Doch der Koppenplatz kam nicht zur Ruhe: 1940/41 bauten französische Kriegsgefangene unter ihm zwei Bunker, die für „strategisch wichtige“ Personen, die in der Umgebung wohnten oder arbeiteten, vorbehalten blieb. Zur Fertigstellung des Bunkers lobte der Bezirksbürgermeister von Mitte am 7. November 1941 in einem Brief an die NSDAP-Ortsgruppe: „…sind für die äußere Gestaltung der Bunker erheblich größere Aufwendungen gemacht worden als für alle anderen gleichartigen Bauten.“ Um 1950 wurden die Zugänge zu beiden Bunkern gesprengt, sie existierten jedoch noch bis 1995. Christian Koppe und einige aus seiner Familie sollen in einer Gruft am südwestlichen Ende des Platzes liegen, so lautet jedenfalls die Inschrift der heute noch dort vorhandenen Gedenktafel, die vor 140 Jahren von der Stadt Berlin aufgestellt worden ist.*

* Aus „Das falsche Scheunenviertel“, das von Ulrike Steglich und Peter Kratz geschrieben wurde.

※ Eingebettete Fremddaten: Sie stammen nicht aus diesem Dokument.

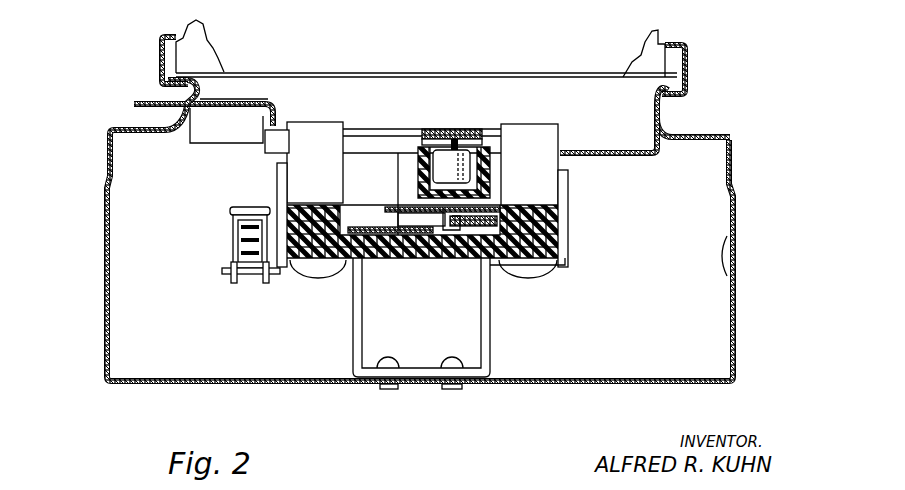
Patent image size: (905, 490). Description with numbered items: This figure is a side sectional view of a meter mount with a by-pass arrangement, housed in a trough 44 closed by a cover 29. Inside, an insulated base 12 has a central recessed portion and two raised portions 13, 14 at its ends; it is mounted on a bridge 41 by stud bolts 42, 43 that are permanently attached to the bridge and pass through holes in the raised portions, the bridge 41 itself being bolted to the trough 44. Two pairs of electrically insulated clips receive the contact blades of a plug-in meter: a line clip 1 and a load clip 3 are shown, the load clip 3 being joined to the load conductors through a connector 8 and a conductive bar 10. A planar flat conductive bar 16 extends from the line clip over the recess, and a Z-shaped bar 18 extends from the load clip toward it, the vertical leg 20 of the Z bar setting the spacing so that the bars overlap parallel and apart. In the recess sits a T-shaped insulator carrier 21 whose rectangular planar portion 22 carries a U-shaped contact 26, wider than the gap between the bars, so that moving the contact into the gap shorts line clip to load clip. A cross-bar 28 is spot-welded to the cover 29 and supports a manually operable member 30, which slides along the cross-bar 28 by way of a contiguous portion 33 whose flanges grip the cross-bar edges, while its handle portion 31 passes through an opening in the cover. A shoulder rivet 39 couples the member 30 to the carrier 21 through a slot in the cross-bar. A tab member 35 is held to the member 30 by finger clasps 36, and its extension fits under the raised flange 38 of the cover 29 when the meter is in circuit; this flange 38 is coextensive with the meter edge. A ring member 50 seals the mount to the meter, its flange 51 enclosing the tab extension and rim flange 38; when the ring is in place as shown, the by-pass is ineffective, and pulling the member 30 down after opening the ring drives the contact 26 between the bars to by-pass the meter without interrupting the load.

The clip 1 is at (513, 138).
The clip 3 is at (302, 140).
The connector 8 is at (233, 238).
The conductive bar 10 is at (272, 280).
The insulated base 12 is at (568, 243).
The raised portion 13 is at (568, 198).
The raised portion 14 is at (277, 175).
The flat conductive bar 16 is at (503, 208).
The Z-shaped conductive bar 18 is at (358, 230).
The vertical leg 20 is at (345, 208).
The insulator carrier 21 is at (408, 160).
The rectangular planar portion 22 is at (397, 257).
The U-shaped contact 26 is at (470, 238).
The cross-bar 28 is at (625, 158).
The cover 29 is at (690, 135).
The manually operable member 30 is at (140, 99).
The handle portion 31 is at (168, 110).
The contiguous portion 33 is at (424, 130).
The tab member 35 is at (202, 100).
The finger clasp 36 is at (270, 132).
The flange 38 is at (687, 52).
The shoulder rivet 39 is at (478, 128).
The bridge 41 is at (492, 340).
The stud bolt 42 is at (321, 277).
The stud bolt 43 is at (528, 272).
The trough 44 is at (737, 273).
The ring member 50 is at (162, 44).
The flange 51 is at (178, 88).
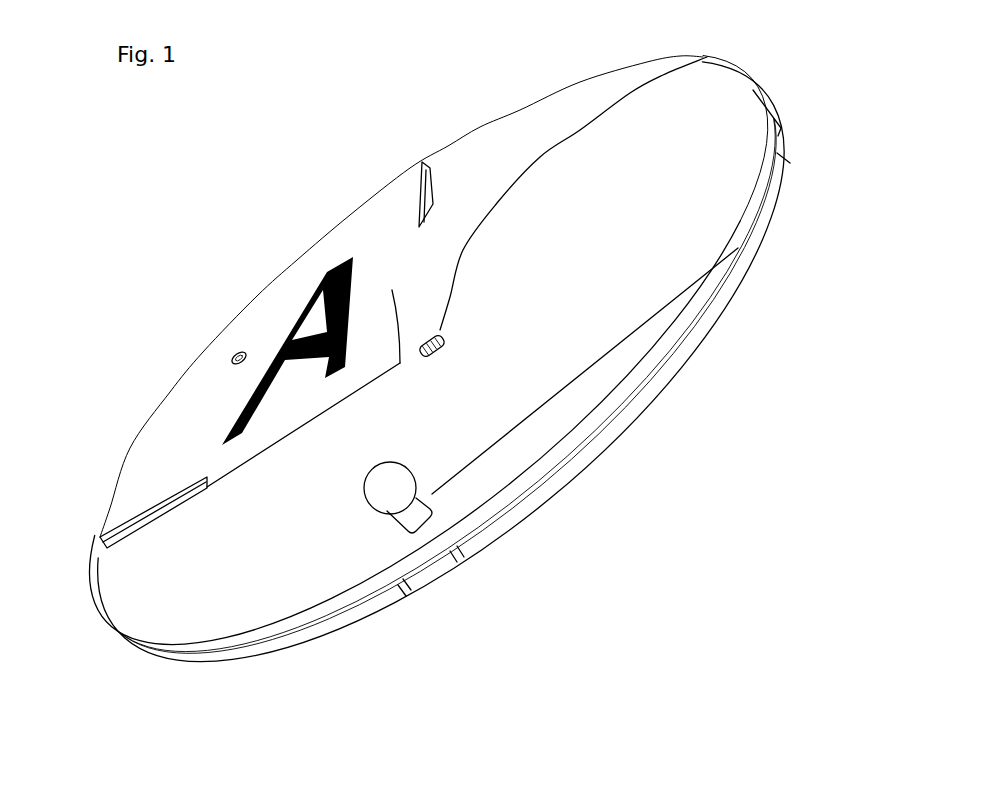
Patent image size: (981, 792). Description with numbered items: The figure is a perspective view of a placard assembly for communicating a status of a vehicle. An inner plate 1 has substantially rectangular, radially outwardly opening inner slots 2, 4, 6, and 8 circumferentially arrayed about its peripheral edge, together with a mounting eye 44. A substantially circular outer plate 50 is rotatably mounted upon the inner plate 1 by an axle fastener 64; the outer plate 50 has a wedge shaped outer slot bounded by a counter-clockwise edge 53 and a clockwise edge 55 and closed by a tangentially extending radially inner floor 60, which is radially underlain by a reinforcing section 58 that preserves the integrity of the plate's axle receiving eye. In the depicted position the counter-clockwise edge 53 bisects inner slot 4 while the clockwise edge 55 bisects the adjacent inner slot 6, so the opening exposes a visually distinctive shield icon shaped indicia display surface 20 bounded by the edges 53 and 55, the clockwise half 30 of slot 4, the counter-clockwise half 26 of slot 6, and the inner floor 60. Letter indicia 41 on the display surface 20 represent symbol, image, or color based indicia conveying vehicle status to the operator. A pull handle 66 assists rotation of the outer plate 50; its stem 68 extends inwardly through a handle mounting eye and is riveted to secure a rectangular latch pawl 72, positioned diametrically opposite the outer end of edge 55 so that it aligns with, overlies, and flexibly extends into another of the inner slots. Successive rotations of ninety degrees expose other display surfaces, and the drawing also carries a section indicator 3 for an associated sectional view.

In dem interessanten Buch wird die Entwicklung der Gegend beschrieben, die heute fälschlicherweise als Scheunenviertel bezeichnet wird, obwohl es westlich vom ursprünglichen Gebiet liegt. Wer aber mehr über die Geschichte dieses immer mehr von Szene und Touristen belebten Stadtteils erfahren möchte, sollte sich dieses Buch zulegen.